The paper tackles the problem of detecting hate speech in Hinglish (Hindi-English code-mixed) data on social media, where existing algorithms have low detection rates, and proposes a methodology using fine-tuning with contextual embeddings like ELMo, FLAIR, and BERT, resulting in a model that outperforms pre-existing methods on various datasets.
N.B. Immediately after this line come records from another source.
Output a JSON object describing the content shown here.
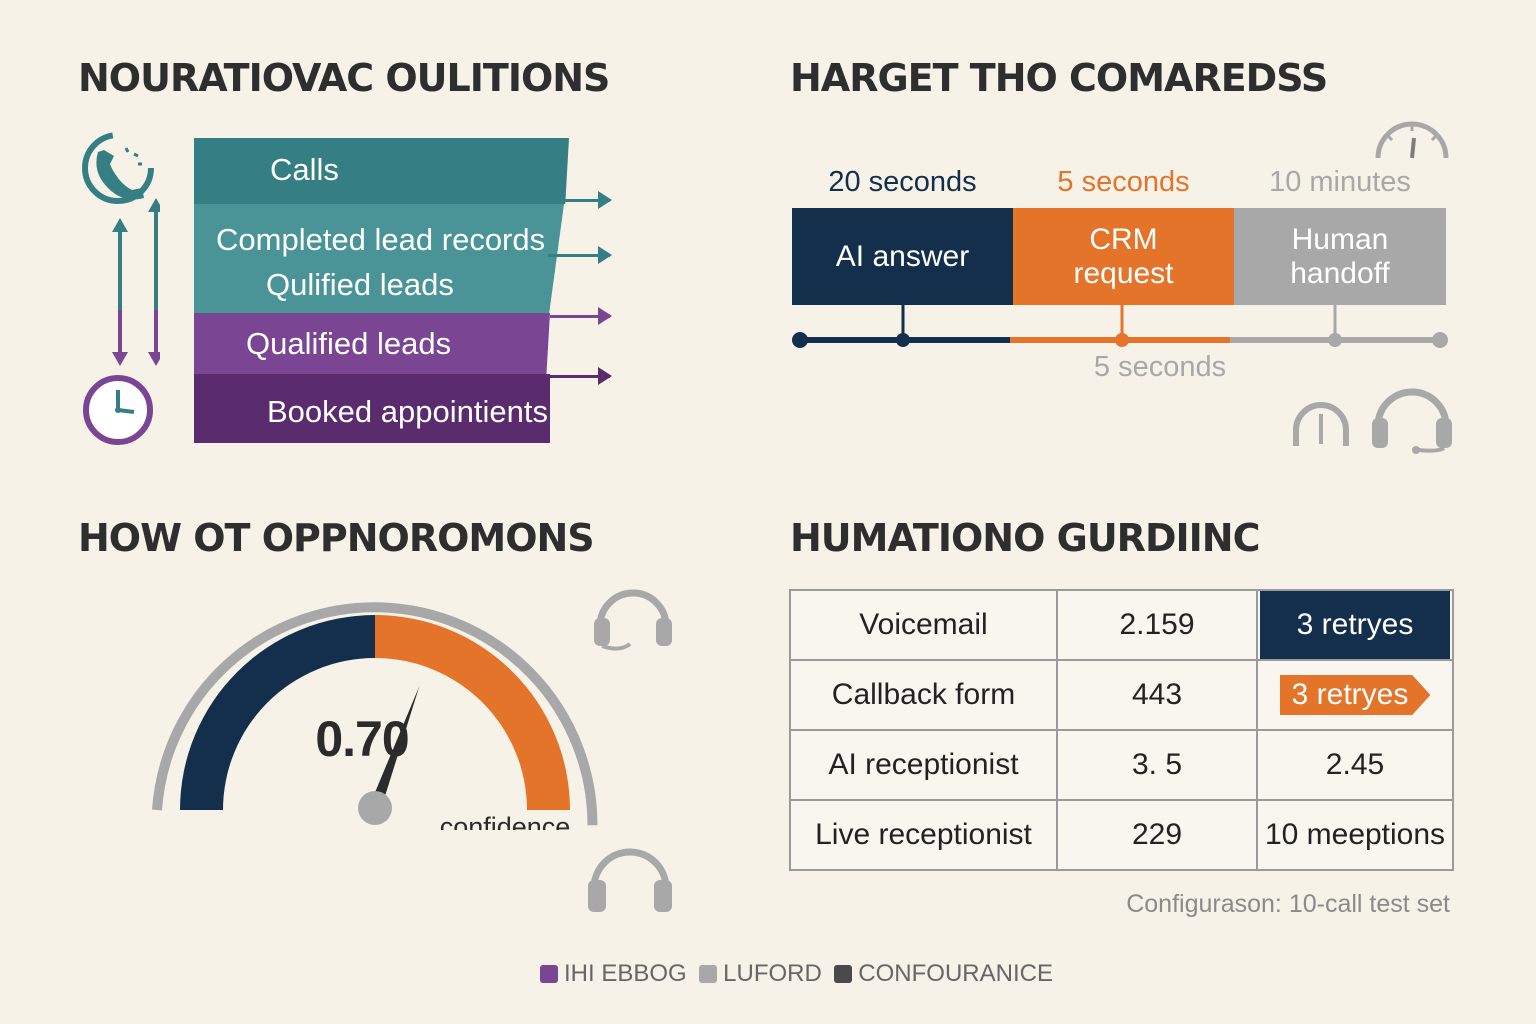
{
  "colors": {
    "background": "#f7f2e8",
    "navy": "#132f4c",
    "orange": "#e4742a",
    "gray": "#a8a8a8",
    "teal_dark": "#357f84",
    "teal_light": "#4a9497",
    "purple": "#7a4593",
    "purple_dark": "#5a2c6e"
  },
  "icons": [
    "phone-icon",
    "clock-icon",
    "gauge-icon",
    "headset-icon"
  ],
  "panels": {
    "top_left": {
      "title": "NOURATIOVAC OULITIONS"
    },
    "top_right": {
      "title": "HARGET THO COMAREDSS"
    },
    "bottom_left": {
      "title": "HOW OT OPPNOROMONS"
    },
    "bottom_right": {
      "title": "HUMATIONO GURDIINC",
      "footnote": "Configurason: 10-call test set"
    }
  },
  "chart_data": [
    {
      "type": "funnel",
      "stages": [
        "Calls",
        "Completed lead records",
        "Qulified leads",
        "Qualified leads",
        "Booked appointients"
      ]
    },
    {
      "type": "timeline",
      "steps": [
        {
          "duration": "20 seconds",
          "name": "AI answer",
          "color": "#132f4c"
        },
        {
          "duration": "5 seconds",
          "name": "CRM request",
          "color": "#e4742a"
        },
        {
          "duration": "10 minutes",
          "name": "Human handoff",
          "color": "#a8a8a8"
        }
      ],
      "axis_note": "5 seconds"
    },
    {
      "type": "gauge",
      "value": 0.7,
      "value_label": "0.70",
      "label": "confidence",
      "range": [
        0,
        1
      ]
    },
    {
      "type": "table",
      "rows": [
        [
          "Voicemail",
          "2.159",
          "3 retryes"
        ],
        [
          "Callback form",
          "443",
          "3 retryes"
        ],
        [
          "AI receptionist",
          "3. 5",
          "2.45"
        ],
        [
          "Live receptionist",
          "229",
          "10 meeptions"
        ]
      ]
    }
  ],
  "legend": [
    {
      "label": "IHI EBBOG",
      "color": "#7a4593"
    },
    {
      "label": "LUFORD",
      "color": "#a8a8a8"
    },
    {
      "label": "CONFOURANICE",
      "color": "#4a4a4a"
    }
  ]
}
Social networking platforms provide a conduit to disseminate our ideas, views and thoughts and proliferate information. This has led to the amalgamation of English with natively spoken languages. Prevalence of Hindi-English code-mixed data (Hinglish) is on the rise with most of the urban population all over the world. Hate speech detection algorithms deployed by most social networking platforms are unable to filter out offensive and abusive content posted in these code-mixed languages. Thus, the worldwide hate speech detection rate of around 44% drops even more considering the content in Indian colloquial languages and slangs. In this paper, we propose a methodology for efficient detection of unstructured code-mix Hinglish language. Fine-tuning based approaches for Hindi-English code-mixed language are employed by utilizing contextual based embeddings such as ELMo (Embeddings for Language Models), FLAIR, and transformer-based BERT (Bidirectional Encoder Representations from Transformers). Our proposed approach is compared against the pre-existing methods and results are compared for various datasets. Our model outperforms the other methods and frameworks.